Les entreprises technologiques qui cherchent à vendre leur technologie d'intelligence artificielle au gouvernement fédéral doivent désormais faire face à un nouvel obstacle réglementaire: prouver que leurs chatbots ne sont pas «réveillés».Le nouveau plan du président américain Donald Trump…

Les entreprises technologiques qui cherchent à vendre leur technologie d’intelligence artificielle au gouvernement fédéral doivent désormais faire face à un nouvel obstacle réglementaire: prouver que leurs chatbots ne sont pas «réveillés».

Le nouveau plan du président américain Donald Trump pour contrer la Chine pour atteindre la «domination mondiale» dans l’IA promet de réduire les réglementations et de cimenter les valeurs américaines dans les outils de l’IA de plus en plus utilisés au travail et à la maison.

Mais l’un des trois ordres exécutifs de M. Trump a signé mercredi – celui «empêchant une IA de réveil dans le gouvernement fédéral» – marque la première fois que le gouvernement américain a explicitement tenté de façonner le comportement idéologique de l’IA.

Plusieurs principaux fournisseurs des modèles de langue IA ciblés par la commande – des produits comme Google’s Gemini et le copilote de Microsoft – ont jusqu’à présent été silencieux sur la directive anti-réveillée de Trump, qui fait toujours face à une période d’étude avant de se lancer dans les règles officielles de l’approvisionnement.

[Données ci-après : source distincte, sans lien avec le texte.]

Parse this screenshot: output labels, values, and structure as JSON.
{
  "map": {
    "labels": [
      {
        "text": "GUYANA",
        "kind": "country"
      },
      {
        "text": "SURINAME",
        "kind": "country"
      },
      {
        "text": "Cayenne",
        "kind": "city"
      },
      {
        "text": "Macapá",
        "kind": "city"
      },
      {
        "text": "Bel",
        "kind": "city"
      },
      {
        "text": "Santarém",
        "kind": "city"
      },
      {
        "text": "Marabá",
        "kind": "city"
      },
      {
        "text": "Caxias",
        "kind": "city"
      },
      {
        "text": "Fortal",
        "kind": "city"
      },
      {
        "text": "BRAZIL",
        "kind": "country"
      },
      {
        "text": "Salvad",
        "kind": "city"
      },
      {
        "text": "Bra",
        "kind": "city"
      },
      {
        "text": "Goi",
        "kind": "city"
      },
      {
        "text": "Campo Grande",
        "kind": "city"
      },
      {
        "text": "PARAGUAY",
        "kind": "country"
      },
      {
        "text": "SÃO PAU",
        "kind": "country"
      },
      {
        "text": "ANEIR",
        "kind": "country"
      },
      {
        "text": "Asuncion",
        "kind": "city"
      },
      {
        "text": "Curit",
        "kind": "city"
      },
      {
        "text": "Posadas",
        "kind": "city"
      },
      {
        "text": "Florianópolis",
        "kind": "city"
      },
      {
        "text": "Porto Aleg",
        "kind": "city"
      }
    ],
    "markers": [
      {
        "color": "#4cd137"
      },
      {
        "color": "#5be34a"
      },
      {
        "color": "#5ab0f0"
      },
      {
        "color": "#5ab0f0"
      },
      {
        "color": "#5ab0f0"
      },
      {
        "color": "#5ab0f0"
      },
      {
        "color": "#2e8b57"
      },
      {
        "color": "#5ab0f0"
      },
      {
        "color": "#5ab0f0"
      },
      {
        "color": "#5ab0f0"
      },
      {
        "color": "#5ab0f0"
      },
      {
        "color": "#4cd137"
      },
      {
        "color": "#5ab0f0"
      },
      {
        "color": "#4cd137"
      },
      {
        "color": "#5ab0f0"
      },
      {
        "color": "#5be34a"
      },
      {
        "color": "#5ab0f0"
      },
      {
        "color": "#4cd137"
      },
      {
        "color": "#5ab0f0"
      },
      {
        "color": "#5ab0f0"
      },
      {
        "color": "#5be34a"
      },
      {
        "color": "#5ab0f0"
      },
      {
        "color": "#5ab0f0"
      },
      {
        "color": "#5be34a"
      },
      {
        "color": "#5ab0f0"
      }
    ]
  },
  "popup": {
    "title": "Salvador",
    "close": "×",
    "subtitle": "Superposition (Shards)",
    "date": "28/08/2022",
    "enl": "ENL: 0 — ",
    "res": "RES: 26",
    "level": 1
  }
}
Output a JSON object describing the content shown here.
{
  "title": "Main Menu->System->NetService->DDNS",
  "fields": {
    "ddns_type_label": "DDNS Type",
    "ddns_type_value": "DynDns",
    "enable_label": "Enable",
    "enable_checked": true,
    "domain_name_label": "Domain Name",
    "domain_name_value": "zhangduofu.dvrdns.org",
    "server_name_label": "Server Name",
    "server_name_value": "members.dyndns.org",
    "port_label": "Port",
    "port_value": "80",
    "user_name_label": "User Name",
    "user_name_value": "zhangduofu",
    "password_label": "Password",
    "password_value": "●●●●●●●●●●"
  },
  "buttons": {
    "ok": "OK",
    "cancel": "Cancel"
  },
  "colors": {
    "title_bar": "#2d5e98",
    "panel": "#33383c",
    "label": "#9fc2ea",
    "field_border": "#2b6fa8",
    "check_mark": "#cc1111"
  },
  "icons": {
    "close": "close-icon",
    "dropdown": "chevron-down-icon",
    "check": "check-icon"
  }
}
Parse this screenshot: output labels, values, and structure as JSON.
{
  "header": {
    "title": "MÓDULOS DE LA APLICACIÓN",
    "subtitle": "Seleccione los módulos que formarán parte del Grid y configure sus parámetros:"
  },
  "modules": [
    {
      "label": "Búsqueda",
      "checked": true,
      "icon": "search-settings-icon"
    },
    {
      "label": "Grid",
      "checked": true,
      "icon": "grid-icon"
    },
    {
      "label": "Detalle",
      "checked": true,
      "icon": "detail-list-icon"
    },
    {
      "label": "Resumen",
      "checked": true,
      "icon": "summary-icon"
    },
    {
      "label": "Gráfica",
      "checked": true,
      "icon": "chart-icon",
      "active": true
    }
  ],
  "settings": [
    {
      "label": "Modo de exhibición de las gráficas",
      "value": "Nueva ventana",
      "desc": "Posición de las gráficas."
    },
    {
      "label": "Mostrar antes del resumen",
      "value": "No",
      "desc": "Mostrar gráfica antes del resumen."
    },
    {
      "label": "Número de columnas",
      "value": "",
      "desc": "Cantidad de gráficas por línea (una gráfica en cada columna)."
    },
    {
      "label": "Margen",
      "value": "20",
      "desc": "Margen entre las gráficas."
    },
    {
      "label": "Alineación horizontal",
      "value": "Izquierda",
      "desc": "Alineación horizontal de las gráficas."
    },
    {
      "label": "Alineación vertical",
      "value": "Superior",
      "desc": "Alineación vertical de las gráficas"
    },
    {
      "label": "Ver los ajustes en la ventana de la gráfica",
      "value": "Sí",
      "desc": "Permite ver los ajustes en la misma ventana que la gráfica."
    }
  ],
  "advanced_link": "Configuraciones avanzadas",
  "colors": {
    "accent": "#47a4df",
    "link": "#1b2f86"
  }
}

Alors que l’industrie technologique a largement accueilli les plans plus larges de l’IA de M. Trump, l’ordre anti-swé oblige l’industrie à sauter dans une bataille de guerre culturelle – ou à faire de leur mieux pour l’éviter tranquillement.

« Il aura une influence massive dans l’industrie en ce moment », d’autant plus que les entreprises technologiques capitulent déjà d’autres directives de l’administration Trump, a déclaré la défenseure des droits civils Alejandra Montoya-Boyer, directeur principal du Centre pour les droits et technologies civils de la Conférence de leadership.

Cette décision pousse également l’industrie technologique à abandonner les années de travail pour lutter contre les formes omniprésentes de biais racial et de genre que les études et les exemples du monde réel se sont révélés cuits dans les systèmes d’IA.

« Tout d’abord, il n’y a rien de tel que Woke IA », a déclaré Montoya-Boyer. « Il y a une technologie d’IA qui fait la discrimination, puis il y a une technologie d’IA qui fonctionne réellement pour toutes les personnes. »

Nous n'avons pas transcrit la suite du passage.